13. VALIDITY OF PARTS
Any invalidity of any portion of this Agreement shall not affect the
validity of the remaining portion, and unless substantial performance of
this Agreement is frustrated by any such invalidity, this Agreement shall
continue in effect.
14. HEADINGS
The headings used herein are for purposes of convenience only and
shall not be used in interpreting the provisions hereof As used herein, the
male gender shall include the female and neuter genders; the singular shall
include the plural, the plural, the singular and termination shall include
expiration.
15. EXECUTION BY THE PARTIES
This Agreement shall not be binding on either of The Parties, unless
and until it shall have been accepted and signed by authorized officers or
directors of LICENSEE and LICENSOR.
16. ATTORNEY'S FEES
If either of The Parties hereto commences an action against the other,
arising out of or in connection with this Agreement, the prevailing of The
Parties shall be entitled to have and recover from the other Party its
reasonable attorneys' fees and costs at all trial and appellate levels.
17. ASSIGNMENT
Either party may delegate any obligation under this Agreement or
assign this Agreement or any interest or right hereunder without the prior
written consent of the other and any such assignment or transfer may not be
null and voided.
18. GOVERNING LAW
This Agreement shall be governed by and construed in accordance with
the laws of the State of Florida. Any provision of this Agreement which may
be determined by a court of competent jurisdiction to be prohibited or
nonenforceable in any jurisdiction shall, as to that jurisdiction, be
effective to the extent of the prohibition or nonenforceability, without
invalidating the remaining provisions of this Agreement.
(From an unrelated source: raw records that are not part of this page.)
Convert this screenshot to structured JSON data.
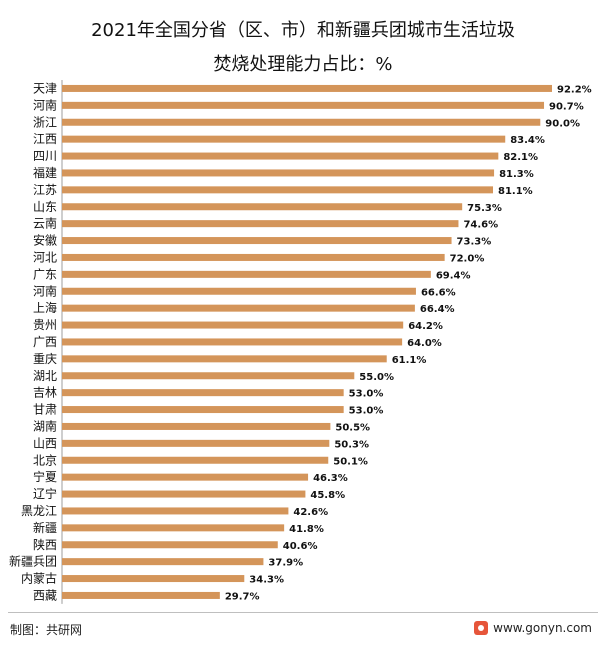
{
  "chart_data": {
    "type": "bar",
    "orientation": "horizontal",
    "title_line1": "2021年全国分省（区、市）和新疆兵团城市生活垃圾",
    "title_line2": "焚烧处理能力占比：%",
    "categories": [
      "天津",
      "河南",
      "浙江",
      "江西",
      "四川",
      "福建",
      "江苏",
      "山东",
      "云南",
      "安徽",
      "河北",
      "广东",
      "河南",
      "上海",
      "贵州",
      "广西",
      "重庆",
      "湖北",
      "吉林",
      "甘肃",
      "湖南",
      "山西",
      "北京",
      "宁夏",
      "辽宁",
      "黑龙江",
      "新疆",
      "陕西",
      "新疆兵团",
      "内蒙古",
      "西藏"
    ],
    "values": [
      92.2,
      90.7,
      90.0,
      83.4,
      82.1,
      81.3,
      81.1,
      75.3,
      74.6,
      73.3,
      72.0,
      69.4,
      66.6,
      66.4,
      64.2,
      64.0,
      61.1,
      55.0,
      53.0,
      53.0,
      50.5,
      50.3,
      50.1,
      46.3,
      45.8,
      42.6,
      41.8,
      40.6,
      37.9,
      34.3,
      29.7
    ],
    "value_labels": [
      "92.2%",
      "90.7%",
      "90.0%",
      "83.4%",
      "82.1%",
      "81.3%",
      "81.1%",
      "75.3%",
      "74.6%",
      "73.3%",
      "72.0%",
      "69.4%",
      "66.6%",
      "66.4%",
      "64.2%",
      "64.0%",
      "61.1%",
      "55.0%",
      "53.0%",
      "53.0%",
      "50.5%",
      "50.3%",
      "50.1%",
      "46.3%",
      "45.8%",
      "42.6%",
      "41.8%",
      "40.6%",
      "37.9%",
      "34.3%",
      "29.7%"
    ],
    "bar_color": "#d4955a",
    "grid": false,
    "legend": false
  },
  "footer": {
    "source": "制图：共研网",
    "website": "www.gonyn.com"
  },
  "colors": {
    "bar": "#d4955a",
    "axis": "#9e9e9e",
    "logo": "#e6553a"
  }
}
19. NO PROJECTIONS OR REPRESENTATIONS
The Parties acknowledge and represent that no projections or
representations regarding the amount of income, sale, or profits they can
expect to eam or receive by virtue of this Agreement, has been received
from either of The Parties. The Parties acknowledge that no representations
or warranties inconsistent with this Agreement were made to induce each
other to execute this Agreement.
The Parties acknowledge that neither of the Parties nor any other
person can guarantee the success of the business. The undersigned, by
signing this Agreement, acknowledge that they have read same and that it
has been requested to state in writing hereafter any terms, claims,
covenants, promises, or representations, including representations as to
any income, sales, or profit projections, that were made by either of the
parties or its representatives contrary to the provisions of this
Agreement, including the persons making same, the location, and date
thereof
20. ACKNOWLEDGMENTS
LICENSEE and LICENSOR have all requisite authority to enter into this
Agreement, whether arising under applicable Federal or State laws, rules or
regulations, to which either of The Parties may be subject to.
IN WITNESS WHEREOF, The Parties hereto have caused this Agreement to be
duly executed as of the day and year first above written.
OFFSHORE RACING, INC. HAWK MARINE POWER, INC.